Writing λ_{i} = ω_{i}^{2}, where λ_{i} is the i^{th} eigenvalue of **K** and diagonal element of **D**, and where { ω_{i} } is the set of natural or resonant frequencies of the system. We can solve each of these equations independently, so that r_{i} = A_{i} cos(ω_{i}t + φ_{i}). Any general set of coordinates in which the system oscillates at a single frequency in each coordinate is called a set of normal coordinates. Thus {r_{i}} represent the normal coordinates for the system. We can get back our original coordinates by applying the transformations in reverse:

**x** = **M**^{-½}**q**

**q** = **P****r**

So,

**x** = **M**^{-½}**P****r**

The matrix **S** = **M**^{-½}**P** is called the matrix of modal shapes, since it encodes characteristic shape of each mode. Writing **x** = **S****r**, and denoting the column vectors of **S** as **S**_{i} we get that

**x** = A_{1}**S**_{1}cos(ω_{1}t + φ_{1}) +
A_{2}**S**_{2}cos(ω_{2}t + φ_{2}) +
A_{3}**S**_{3}cos(ω_{3}t + φ_{3}) + ...

Thus, the net displacement of each mass, the components of **x**, are linear superpositions of the displacements brought about by each mode of oscillation. For instance, in our example of three masses connected to eachother with springs, we would find that one mode for which **S**_{1} = [ -1,0,1 ] ^{T}. This mode is antisymmetric with the outer masses oscillating 90° out of phase with one another, and the inner mass remaining stationary. This mode has its own frequency ω_{1} and is independent of and uninfluenced by the other modes.

In order to solve the problem in its entirety, then, we need determine the values of A_{i} and φ_{i}. This can be done as long as the initial conditions for the system are given, or any other independent conditions that fix these constants.
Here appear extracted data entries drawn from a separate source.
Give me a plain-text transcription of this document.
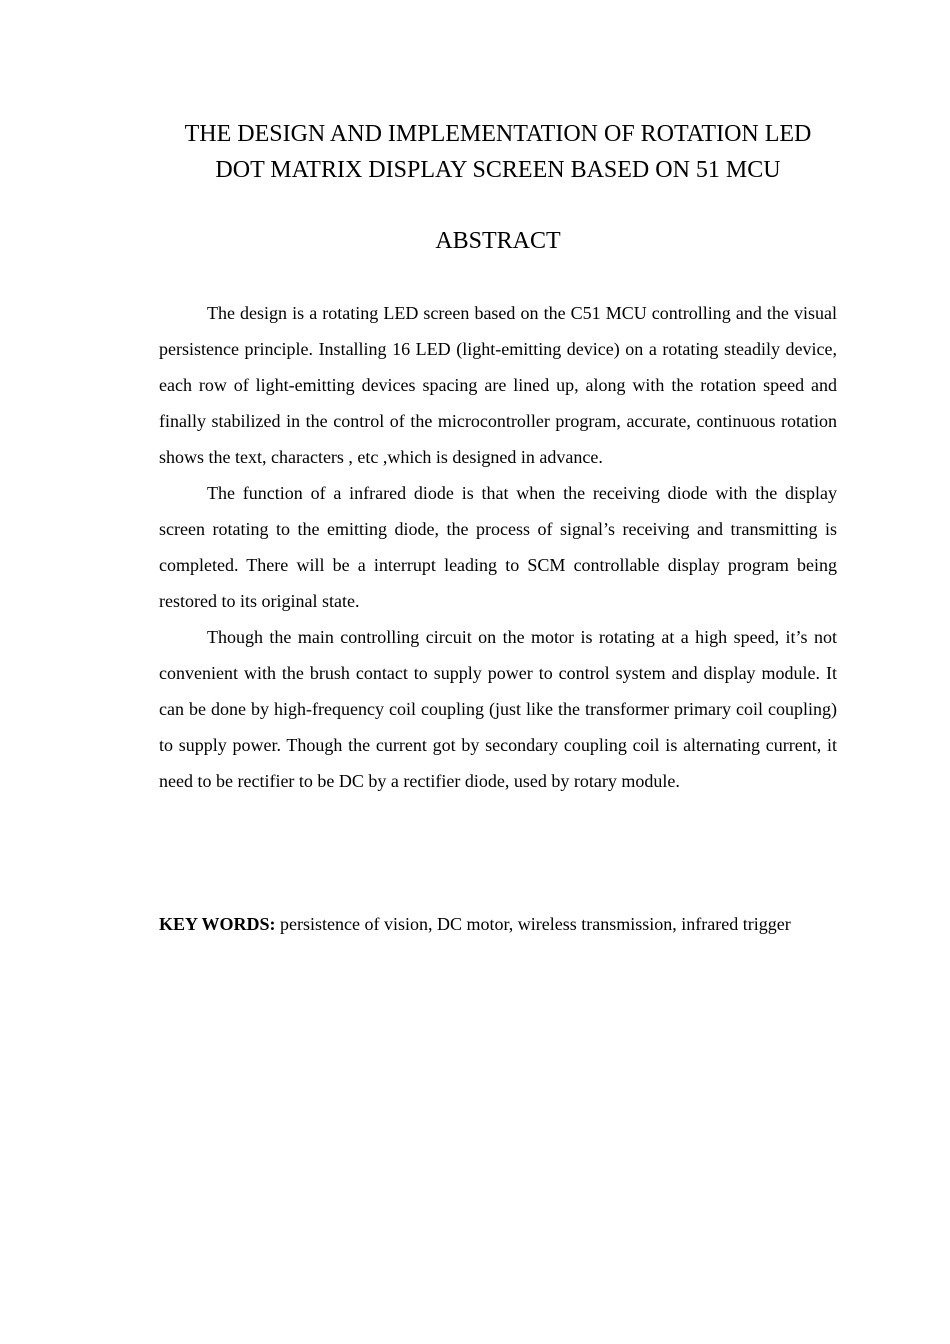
THE DESIGN AND IMPLEMENTATION OF ROTATION LED
DOT MATRIX DISPLAY SCREEN BASED ON 51 MCU
ABSTRACT

The design is a rotating LED screen based on the C51 MCU controlling and the visual persistence principle. Installing 16 LED (light-emitting device) on a rotating steadily device, each row of light-emitting devices spacing are lined up, along with the rotation speed and finally stabilized in the control of the microcontroller program, accurate, continuous rotation shows the text, characters , etc ,which is designed in advance.

The function of a infrared diode is that when the receiving diode with the display screen rotating to the emitting diode, the process of signal’s receiving and transmitting is completed. There will be a interrupt leading to SCM controllable display program being restored to its original state.

Though the main controlling circuit on the motor is rotating at a high speed, it’s not convenient with the brush contact to supply power to control system and display module. It can be done by high-frequency coil coupling (just like the transformer primary coil coupling) to supply power. Though the current got by secondary coupling coil is alternating current, it need to be rectifier to be DC by a rectifier diode, used by rotary module.

KEY WORDS: persistence of vision, DC motor, wireless transmission, infrared trigger
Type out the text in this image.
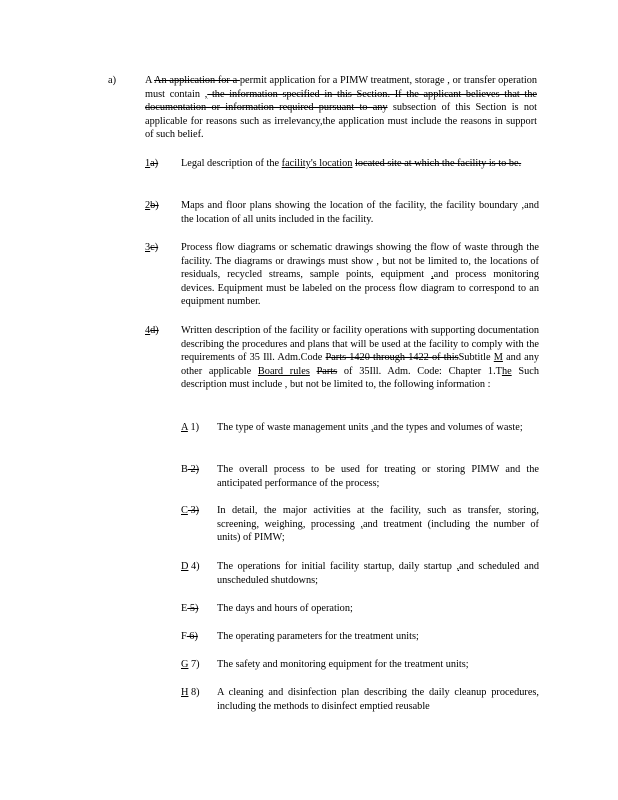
a)	A An application for a permit application for a PIMW treatment, storage , or transfer operation must contain , the information specified in this Section. If the applicant believes that the documentation or information required pursuant to any subsection of this Section is not applicable for reasons such as irrelevancy,the application must include the reasons in support of such belief.
1a)	Legal description of the facility's location located site at which the facility is to be.
2b)	Maps and floor plans showing the location of the facility, the facility boundary ,and the location of all units included in the facility.
3c)	Process flow diagrams or schematic drawings showing the flow of waste through the facility. The diagrams or drawings must show , but not be limited to, the locations of residuals, recycled streams, sample points, equipment ,and process monitoring devices. Equipment must be labeled on the process flow diagram to correspond to an equipment number.
4d)	Written description of the facility or facility operations with supporting documentation describing the procedures and plans that will be used at the facility to comply with the requirements of 35 Ill. Adm.Code Parts 1420 through 1422 of thisSubtitle M and any other applicable Board rules Parts of 35Ill. Adm. Code: Chapter 1.The Such description must include , but not be limited to, the following information :
A 1)	The type of waste management units ,and the types and volumes of waste;
B 2)	The overall process to be used for treating or storing PIMW and the anticipated performance of the process;
C 3)	In detail, the major activities at the facility, such as transfer, storing, screening, weighing, processing ,and treatment (including the number of units) of PIMW;
D 4)	The operations for initial facility startup, daily startup ,and scheduled and unscheduled shutdowns;
E 5)	The days and hours of operation;
F 6)	The operating parameters for the treatment units;
G 7)	The safety and monitoring equipment for the treatment units;
H 8)	A cleaning and disinfection plan describing the daily cleanup procedures, including the methods to disinfect emptied reusable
Normally the initial conditions are given in terms of the system's initial displacements and velocities.

In the above development we used an approach that allowed us to find both the modal shapes and natural frequencies. If we were only after the frequencies ω_{i} we would have used the equation **M****x**" - **K****x** = 0 directly, by assuming that x_{i} was of the form A_{i} cos(ω_{i}t + φ_{i}). In this method we consider each mode separately, by assuming that the amplitudes of all the other modes are zero (by some appropriate initial conditions). We can then substitute into the above equation to obtain

ω_{i}^{2}**M****x** + **K****x** = 0

(ω_{i}^{2}**M** + **K**)**x** = 0.

Since non-trivial solutions require that det(ω_{i}^{2}**M** + **K**) = 0, we can find { ω_{i} } as the roots of the characteristic equation.